Kiko was the first offspring of Autumn, a 9-year-old female from the Franklin Park Zoo in Boston, and Walter, a 9-year-old male from the San Diego Zoo.
Autumn and Walter tried to add another member to the family last August, but the male calf was delivered still-born.
The still-born birth was but one loss the zoo experienced last year, when two of the zoo’s longtime elephants died.
Last March, Ladybird, considered elderly at age 44, died in the zoo. Ladybird had been brought to the zoo in 2006 to serve as a companion to Joy, a 44-year-old elephant who had been at the zoo since 1977, alone for two decades.

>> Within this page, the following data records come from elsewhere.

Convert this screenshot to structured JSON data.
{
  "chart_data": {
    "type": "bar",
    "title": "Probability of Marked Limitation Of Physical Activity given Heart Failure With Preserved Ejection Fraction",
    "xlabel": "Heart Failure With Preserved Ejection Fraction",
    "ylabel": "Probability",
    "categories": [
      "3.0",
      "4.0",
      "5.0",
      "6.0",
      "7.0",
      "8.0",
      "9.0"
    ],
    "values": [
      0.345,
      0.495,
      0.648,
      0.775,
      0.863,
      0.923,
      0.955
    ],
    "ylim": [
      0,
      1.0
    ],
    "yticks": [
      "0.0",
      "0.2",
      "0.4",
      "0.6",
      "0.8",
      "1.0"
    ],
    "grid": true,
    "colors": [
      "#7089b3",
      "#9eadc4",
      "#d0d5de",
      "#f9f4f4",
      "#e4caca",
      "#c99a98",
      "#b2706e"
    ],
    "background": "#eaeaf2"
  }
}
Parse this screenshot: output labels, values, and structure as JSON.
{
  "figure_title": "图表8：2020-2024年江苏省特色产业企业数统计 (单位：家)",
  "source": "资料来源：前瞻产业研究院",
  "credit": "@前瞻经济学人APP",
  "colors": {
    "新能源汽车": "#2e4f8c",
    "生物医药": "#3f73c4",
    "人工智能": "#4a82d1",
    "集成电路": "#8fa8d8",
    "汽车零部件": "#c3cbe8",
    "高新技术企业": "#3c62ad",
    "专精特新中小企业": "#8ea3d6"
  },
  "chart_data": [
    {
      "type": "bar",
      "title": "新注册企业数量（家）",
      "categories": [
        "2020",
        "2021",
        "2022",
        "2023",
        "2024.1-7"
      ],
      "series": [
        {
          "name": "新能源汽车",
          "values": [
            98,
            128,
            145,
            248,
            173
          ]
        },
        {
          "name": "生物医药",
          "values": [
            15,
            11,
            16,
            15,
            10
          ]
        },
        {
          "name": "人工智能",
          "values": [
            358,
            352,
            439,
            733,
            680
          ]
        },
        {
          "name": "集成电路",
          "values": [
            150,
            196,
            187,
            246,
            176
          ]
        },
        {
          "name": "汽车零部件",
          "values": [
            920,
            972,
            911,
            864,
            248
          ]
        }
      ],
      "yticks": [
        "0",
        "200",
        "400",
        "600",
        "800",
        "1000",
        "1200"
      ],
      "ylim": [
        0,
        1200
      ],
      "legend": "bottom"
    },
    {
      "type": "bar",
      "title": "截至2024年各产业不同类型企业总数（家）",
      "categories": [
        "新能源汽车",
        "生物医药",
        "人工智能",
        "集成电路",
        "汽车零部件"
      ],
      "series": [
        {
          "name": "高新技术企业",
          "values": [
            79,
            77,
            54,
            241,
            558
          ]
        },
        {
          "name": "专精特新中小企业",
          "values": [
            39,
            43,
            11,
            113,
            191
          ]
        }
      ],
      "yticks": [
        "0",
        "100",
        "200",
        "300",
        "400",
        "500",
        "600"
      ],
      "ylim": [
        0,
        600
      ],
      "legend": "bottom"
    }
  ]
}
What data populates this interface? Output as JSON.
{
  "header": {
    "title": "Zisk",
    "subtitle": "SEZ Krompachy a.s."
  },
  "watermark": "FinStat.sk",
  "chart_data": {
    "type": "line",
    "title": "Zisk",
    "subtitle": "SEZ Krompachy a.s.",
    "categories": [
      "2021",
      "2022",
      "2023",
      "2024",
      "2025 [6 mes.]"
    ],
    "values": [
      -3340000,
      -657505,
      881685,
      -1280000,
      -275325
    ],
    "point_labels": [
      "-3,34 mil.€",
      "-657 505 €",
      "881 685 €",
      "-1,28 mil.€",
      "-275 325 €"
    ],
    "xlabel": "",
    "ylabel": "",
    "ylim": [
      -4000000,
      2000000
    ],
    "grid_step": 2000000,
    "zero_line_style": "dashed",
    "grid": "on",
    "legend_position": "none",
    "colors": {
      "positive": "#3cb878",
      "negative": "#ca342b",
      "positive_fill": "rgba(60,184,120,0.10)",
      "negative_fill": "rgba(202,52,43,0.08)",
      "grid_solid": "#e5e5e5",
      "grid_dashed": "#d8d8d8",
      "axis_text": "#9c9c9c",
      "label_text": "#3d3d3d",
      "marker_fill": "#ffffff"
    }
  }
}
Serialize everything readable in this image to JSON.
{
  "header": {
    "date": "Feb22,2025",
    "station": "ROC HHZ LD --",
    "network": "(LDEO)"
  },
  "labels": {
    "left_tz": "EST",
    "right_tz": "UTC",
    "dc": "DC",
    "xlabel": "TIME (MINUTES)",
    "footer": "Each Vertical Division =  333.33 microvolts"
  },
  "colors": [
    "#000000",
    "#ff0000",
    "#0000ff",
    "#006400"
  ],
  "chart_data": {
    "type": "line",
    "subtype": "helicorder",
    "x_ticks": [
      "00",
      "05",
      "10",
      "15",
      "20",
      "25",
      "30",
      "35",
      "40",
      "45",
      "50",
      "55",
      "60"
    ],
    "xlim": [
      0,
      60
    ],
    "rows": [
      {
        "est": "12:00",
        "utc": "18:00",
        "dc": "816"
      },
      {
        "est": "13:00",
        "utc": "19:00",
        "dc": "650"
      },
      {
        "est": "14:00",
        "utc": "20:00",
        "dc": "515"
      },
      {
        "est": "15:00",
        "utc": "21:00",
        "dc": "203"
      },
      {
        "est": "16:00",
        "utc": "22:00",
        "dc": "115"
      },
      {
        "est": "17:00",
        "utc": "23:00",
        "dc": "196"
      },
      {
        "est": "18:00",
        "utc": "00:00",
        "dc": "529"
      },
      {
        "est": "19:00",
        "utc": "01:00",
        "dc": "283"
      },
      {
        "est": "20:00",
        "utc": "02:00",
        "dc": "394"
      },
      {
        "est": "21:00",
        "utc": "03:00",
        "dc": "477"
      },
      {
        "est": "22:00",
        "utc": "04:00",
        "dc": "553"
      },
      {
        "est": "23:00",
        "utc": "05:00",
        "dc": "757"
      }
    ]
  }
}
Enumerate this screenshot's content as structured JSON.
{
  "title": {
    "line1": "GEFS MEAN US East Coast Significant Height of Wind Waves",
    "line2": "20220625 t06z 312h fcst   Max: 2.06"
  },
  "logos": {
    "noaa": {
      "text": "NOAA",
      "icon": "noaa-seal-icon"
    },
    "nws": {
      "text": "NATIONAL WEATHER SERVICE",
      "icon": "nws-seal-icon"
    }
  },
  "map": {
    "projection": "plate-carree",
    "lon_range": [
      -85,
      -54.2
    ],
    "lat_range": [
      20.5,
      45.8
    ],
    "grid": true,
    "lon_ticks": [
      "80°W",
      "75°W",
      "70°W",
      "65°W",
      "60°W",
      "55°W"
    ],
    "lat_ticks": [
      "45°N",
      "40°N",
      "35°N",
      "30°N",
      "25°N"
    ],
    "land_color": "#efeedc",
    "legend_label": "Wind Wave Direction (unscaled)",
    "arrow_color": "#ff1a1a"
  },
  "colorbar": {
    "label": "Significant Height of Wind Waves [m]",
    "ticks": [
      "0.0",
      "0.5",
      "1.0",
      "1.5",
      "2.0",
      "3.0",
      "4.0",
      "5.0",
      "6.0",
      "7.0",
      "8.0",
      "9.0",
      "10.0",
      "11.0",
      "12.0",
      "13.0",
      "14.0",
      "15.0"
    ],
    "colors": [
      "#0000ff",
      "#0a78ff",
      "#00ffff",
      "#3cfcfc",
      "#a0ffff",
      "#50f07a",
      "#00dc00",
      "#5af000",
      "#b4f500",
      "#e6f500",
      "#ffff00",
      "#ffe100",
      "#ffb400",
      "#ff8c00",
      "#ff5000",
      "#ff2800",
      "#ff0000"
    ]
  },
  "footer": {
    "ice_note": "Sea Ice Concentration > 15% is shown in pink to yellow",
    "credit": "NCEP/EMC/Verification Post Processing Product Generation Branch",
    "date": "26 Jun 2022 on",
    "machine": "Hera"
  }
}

Joy fell and died during transport to a Colorado zoo. She was being moved because regulations no longer allow zoos to keep single elephants.
The death raised questions about Joy’s handling. She had no strap to hold her up in case she fell and no camera to keep surveillance.
On Tuesday, Bullock said Kiko’s transport would be handled “following all standard protocols ... associated with any animal transfer.”
The zoo will use a special giraffe trailer with a high ceiling and low floor. The move is slated for sometime in the next week.
Kiko’s move to the Toronto Zoo was recommended by a Species Survival Program of the Association of Zoos & Aquariums and overdue because most giraffe calves are transferred out just after age 1.
The Greenville Zoo will hold a farewell celebration for Kiko this Saturday, from 11 a.m. to 1 p.m.